March 26, 2014, 9:30 am -

Geneva History Museum
543 South Main Street
Geneva, NY 14456

Nationally-syndicated radio show host Michael Lasser will present the first lecture of the Geneva Historical Society’s Spring Lecture Series on March 26, 2014. The program, “America's Songs: The Great American Songbook,” will be held at the Geneva History Museum at 7:30 p.m.

In conjunction with the recent publication of his latest book, America’s Songs II: From the 1890s to the Post-War Years, Michael Lasser will speak about the Great American Songbook, that unequaled body of song written during the first half of the twentieth century when Irving Berlin, the Gershwins, Cole Porter, and their contemporaries were at the height of their powers.
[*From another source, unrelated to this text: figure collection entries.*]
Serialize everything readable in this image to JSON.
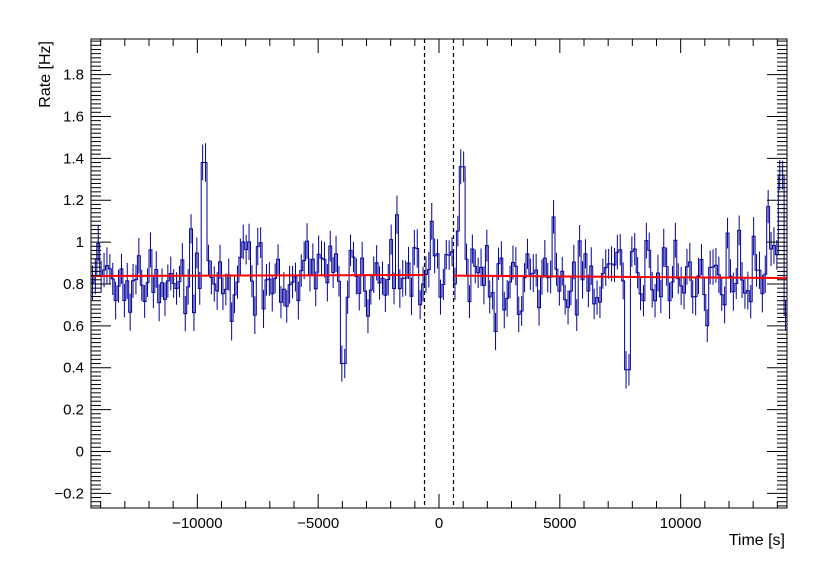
{
  "chart_data": {
    "type": "line",
    "xlabel": "Time [s]",
    "ylabel": "Rate [Hz]",
    "xlim": [
      -14400,
      14400
    ],
    "ylim": [
      -0.27,
      1.97
    ],
    "x_ticks": [
      -10000,
      -5000,
      0,
      5000,
      10000
    ],
    "x_tick_labels": [
      "−10000",
      "−5000",
      "0",
      "5000",
      "10000"
    ],
    "y_ticks": [
      -0.2,
      0,
      0.2,
      0.4,
      0.6,
      0.8,
      1,
      1.2,
      1.4,
      1.6,
      1.8
    ],
    "y_tick_labels": [
      "−0.2",
      "0",
      "0.2",
      "0.4",
      "0.6",
      "0.8",
      "1",
      "1.2",
      "1.4",
      "1.6",
      "1.8"
    ],
    "grid": false,
    "series": [
      {
        "style": "error-bar histogram",
        "color": "#000099",
        "bin_width_s": 120,
        "mean_rate": 0.84,
        "typical_error": 0.08,
        "notable_peaks": [
          {
            "x": -9700,
            "y": 1.38
          },
          {
            "x": 1000,
            "y": 1.36
          },
          {
            "x": 14200,
            "y": 1.32
          }
        ],
        "notable_dips": [
          {
            "x": -4000,
            "y": 0.42
          },
          {
            "x": 7800,
            "y": 0.39
          }
        ]
      },
      {
        "style": "fit line",
        "color": "#ff0000",
        "segments": [
          {
            "x": [
              -14400,
              -600
            ],
            "y": [
              0.838,
              0.843
            ]
          },
          {
            "x": [
              600,
              14400
            ],
            "y": [
              0.84,
              0.828
            ]
          }
        ]
      }
    ],
    "vertical_lines": [
      {
        "x": -600,
        "style": "dashed",
        "color": "#000000"
      },
      {
        "x": 600,
        "style": "dashed",
        "color": "#000000"
      }
    ]
  }
}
The composers and lyricists of the Great American Songbook combined rich melodies, sophisticated, and smart rhythms with lyrics derived from the slangy vitality of American speech. They also pulled off two unlikely tricks: writing songs that sounded both familiar and fresh at the same time, and that combined sentiment and wit in a single lyric. Lasser weaves history and anecdote to give insight into what our greatest songwriters achieved and how they did it. Entertaining anecdotes about famous and forgotten songwriters alike shed light on the hard work, intelligence, intuition, and good luck that combine to make a good song. Michael Lasser talks about how they did it, song after song after song.

Following his talk, Lasser will take questions and sign copies of his book, which will be available for purchase.

Michael Lasser is a lecturer, writer, broadcaster, critic, and teacher. He is the author of America’s Songs II: From the 1890s to the Post-War Years (2013), a companion volume to his and Philip Furia’s America’s Songs: The Stories Behind the Songs of Broadway, Hollywood, and Tin Pan Alley (2006). Since 1980, he has been the host of the nationally syndicated public radio show, Fascinatin’ Rhythm, winner of a 1994 Peabody Award. A graduate of Dartmouth College, he is the former theater critic for The Rochester Democrat & Chronicle and CITY Newspaper, and for 30 years has spoken at museums and universities around the country. In 2010, he was named a Thomas P. Johnson Distinguished Visiting Scholar at Rollins College. He is currently at work on a third book, The Song Is Us: Love, Lyrics & American Life, 1900-1950.